Regardons ce très bel extrait du livre Les Rêveries du promeneur solitaire, de Jean-Jacques Rousseau :
« Quand le soir approchait je descendais des cimes de l’île et j’allais volontiers m’asseoir au bord du lac sur la grève dans quelque asile caché ; là le bruit des vagues et l’agitation de l’eau fixant les sens et chassant de mon âme toute autre agitation la plongeaient dans une rêverie délicieuse (…) S’il est un état où l’âme trouve une assiette assez solide pour s’y reposer tout entière et rassembler là tout son être, sans voir besoin de rappeler le passé ni d’enjamber sur l’avenir (…) tant que cet état dure celui qui s’y trouve peut être appelé heureux (…). De quoi jouit-on dans une pareille situation ? De rien d’extérieur à soi (…). Le sentiment de l’existence dépouillé de toute autre affection est par lui-même un sentiment précieux de contentement et de paix qui suffirait seul pour rendre cette existence chère et douce à qui saurait écarter de soi toutes les impressions sensuelles et terrestres qui viennent sans cesse nous en distraire et en troubler ici-bas la douceur. »[2]

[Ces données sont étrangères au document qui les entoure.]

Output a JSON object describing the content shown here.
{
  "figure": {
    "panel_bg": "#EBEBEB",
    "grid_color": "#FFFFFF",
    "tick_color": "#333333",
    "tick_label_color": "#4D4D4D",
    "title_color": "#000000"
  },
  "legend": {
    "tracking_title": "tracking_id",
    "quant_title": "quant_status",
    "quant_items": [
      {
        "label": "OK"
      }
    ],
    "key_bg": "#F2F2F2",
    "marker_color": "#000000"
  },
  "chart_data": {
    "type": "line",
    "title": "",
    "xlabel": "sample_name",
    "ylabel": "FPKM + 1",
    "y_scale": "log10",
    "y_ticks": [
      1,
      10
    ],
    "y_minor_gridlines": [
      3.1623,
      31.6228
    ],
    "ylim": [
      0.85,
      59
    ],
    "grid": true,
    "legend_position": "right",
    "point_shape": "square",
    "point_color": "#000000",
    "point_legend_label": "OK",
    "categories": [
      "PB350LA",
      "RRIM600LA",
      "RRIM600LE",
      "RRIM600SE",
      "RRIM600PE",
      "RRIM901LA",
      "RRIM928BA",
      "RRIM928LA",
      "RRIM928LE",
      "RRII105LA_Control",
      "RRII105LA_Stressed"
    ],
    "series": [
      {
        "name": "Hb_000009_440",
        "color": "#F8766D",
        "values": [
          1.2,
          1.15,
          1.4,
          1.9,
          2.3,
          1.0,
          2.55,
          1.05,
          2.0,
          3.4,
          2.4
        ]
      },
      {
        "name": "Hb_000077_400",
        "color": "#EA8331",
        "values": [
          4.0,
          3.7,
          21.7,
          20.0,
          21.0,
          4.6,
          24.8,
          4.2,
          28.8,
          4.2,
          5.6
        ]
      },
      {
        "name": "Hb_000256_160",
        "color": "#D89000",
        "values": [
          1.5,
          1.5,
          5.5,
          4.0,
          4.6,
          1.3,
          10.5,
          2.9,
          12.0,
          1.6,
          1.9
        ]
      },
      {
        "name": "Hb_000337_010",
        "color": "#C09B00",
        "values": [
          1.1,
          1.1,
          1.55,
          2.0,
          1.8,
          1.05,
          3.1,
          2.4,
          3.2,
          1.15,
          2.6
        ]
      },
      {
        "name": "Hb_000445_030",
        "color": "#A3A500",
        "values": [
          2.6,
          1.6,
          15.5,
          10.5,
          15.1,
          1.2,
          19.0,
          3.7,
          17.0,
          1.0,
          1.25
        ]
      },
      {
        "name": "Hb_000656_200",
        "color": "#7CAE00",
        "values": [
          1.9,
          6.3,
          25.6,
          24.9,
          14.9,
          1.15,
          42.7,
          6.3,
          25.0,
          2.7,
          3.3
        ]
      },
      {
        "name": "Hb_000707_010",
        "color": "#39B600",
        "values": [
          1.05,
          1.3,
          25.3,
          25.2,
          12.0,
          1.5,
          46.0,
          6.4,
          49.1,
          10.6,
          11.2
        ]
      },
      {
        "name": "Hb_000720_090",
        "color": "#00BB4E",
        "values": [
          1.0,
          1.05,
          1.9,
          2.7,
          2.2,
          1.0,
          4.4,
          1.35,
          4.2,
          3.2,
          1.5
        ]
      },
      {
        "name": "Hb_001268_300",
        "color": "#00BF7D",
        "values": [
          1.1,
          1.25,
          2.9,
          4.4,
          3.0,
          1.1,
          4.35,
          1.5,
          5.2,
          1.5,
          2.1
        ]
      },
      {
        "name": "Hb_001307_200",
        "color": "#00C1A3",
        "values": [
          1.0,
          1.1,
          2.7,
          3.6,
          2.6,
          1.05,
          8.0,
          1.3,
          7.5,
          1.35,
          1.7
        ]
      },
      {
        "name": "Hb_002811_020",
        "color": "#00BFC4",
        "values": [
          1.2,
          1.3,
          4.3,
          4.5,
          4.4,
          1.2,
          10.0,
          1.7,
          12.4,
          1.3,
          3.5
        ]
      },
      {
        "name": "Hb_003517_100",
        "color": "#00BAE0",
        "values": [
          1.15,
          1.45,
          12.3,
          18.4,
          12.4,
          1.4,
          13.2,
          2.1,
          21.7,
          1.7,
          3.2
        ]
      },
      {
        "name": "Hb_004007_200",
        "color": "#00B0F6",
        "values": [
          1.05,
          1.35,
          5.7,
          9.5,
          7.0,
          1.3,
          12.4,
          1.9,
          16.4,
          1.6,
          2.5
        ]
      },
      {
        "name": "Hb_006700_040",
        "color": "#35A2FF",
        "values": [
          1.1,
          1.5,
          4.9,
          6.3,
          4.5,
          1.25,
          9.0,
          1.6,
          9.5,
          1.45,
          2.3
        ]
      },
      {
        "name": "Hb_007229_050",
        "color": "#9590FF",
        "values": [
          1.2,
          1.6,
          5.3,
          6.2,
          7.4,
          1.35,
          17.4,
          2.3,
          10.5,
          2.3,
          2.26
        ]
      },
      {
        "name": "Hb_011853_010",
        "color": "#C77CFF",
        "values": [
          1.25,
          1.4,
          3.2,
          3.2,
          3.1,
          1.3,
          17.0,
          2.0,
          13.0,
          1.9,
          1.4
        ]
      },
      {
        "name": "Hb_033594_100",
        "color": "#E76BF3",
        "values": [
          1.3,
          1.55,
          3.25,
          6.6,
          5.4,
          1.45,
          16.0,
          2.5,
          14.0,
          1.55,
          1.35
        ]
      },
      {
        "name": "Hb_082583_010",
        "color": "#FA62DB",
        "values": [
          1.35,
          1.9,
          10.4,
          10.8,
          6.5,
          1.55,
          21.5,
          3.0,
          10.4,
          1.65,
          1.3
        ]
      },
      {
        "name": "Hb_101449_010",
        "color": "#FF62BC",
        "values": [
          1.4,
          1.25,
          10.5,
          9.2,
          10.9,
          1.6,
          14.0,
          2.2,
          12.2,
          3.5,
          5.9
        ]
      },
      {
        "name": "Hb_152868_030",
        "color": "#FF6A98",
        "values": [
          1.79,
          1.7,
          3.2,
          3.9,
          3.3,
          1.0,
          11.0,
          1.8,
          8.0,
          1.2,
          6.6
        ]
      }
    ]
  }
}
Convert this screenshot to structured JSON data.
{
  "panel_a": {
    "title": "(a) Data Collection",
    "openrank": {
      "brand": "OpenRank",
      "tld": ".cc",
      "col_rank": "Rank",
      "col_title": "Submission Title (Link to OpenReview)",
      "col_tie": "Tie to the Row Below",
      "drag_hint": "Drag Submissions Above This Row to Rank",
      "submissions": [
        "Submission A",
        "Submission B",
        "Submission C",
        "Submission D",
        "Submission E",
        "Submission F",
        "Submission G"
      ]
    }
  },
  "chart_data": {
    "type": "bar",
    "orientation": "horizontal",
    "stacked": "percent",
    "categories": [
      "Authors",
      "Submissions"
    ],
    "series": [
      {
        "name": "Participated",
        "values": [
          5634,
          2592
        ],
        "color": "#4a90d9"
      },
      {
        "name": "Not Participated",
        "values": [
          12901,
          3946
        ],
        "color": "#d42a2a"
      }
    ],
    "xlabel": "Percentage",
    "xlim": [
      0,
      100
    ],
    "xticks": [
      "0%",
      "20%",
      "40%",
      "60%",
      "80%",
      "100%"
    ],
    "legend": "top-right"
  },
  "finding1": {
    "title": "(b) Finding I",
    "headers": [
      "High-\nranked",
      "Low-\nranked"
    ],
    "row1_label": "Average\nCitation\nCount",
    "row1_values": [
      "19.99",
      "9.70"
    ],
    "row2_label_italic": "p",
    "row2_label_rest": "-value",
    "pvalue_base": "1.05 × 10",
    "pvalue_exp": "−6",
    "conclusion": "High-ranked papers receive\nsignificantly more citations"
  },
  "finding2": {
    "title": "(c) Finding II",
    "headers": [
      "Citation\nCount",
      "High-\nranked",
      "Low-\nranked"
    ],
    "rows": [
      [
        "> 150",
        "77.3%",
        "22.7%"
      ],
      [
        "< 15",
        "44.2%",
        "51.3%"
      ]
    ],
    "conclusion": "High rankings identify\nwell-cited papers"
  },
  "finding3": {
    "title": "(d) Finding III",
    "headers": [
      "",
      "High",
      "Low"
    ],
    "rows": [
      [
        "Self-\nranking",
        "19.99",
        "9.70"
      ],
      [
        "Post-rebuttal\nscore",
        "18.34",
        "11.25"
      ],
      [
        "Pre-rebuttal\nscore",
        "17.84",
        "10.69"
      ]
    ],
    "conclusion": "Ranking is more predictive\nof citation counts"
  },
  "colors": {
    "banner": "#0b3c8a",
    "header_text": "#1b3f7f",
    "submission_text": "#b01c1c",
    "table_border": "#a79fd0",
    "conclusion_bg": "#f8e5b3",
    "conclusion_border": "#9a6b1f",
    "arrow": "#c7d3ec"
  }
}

Voilà le temps rêvé, le temps qui va au-delà des horloges et de nos agendas remplis. Laissons place à ce temps vécu, pour produire plus, mais de façon saine.
En conclusion, la gestion du temps et de la productivité offre un équilibre délicat entre l'efficacité professionnelle et la qualité de vie personnelle et professionnelle. Alors que l'optimisation du temps est cruciale pour atteindre nos objectifs, il est tout aussi important de reconnaître le temps vécu, une dimension qualitative et subjective qui échappe aux mesures conventionnelles. Au-delà de la quête incessante de productivité, la sagesse réside dans la capacité à accorder une place au temps vécu, permettant ainsi de produire plus, mais de manière épanouissante et équilibrée.
[1] Saint Augustin, Les Confessions, livre XI, resp. chap. XX, § 26, et chap XXVIII § 37.
[2] Jean-Jacques Rousseau, Les Rêveries du promeneur solitaire, in Œuvres complètes, Paris, « la Pléiade », Gallimard, t.I, 1959, p. 1045-1047.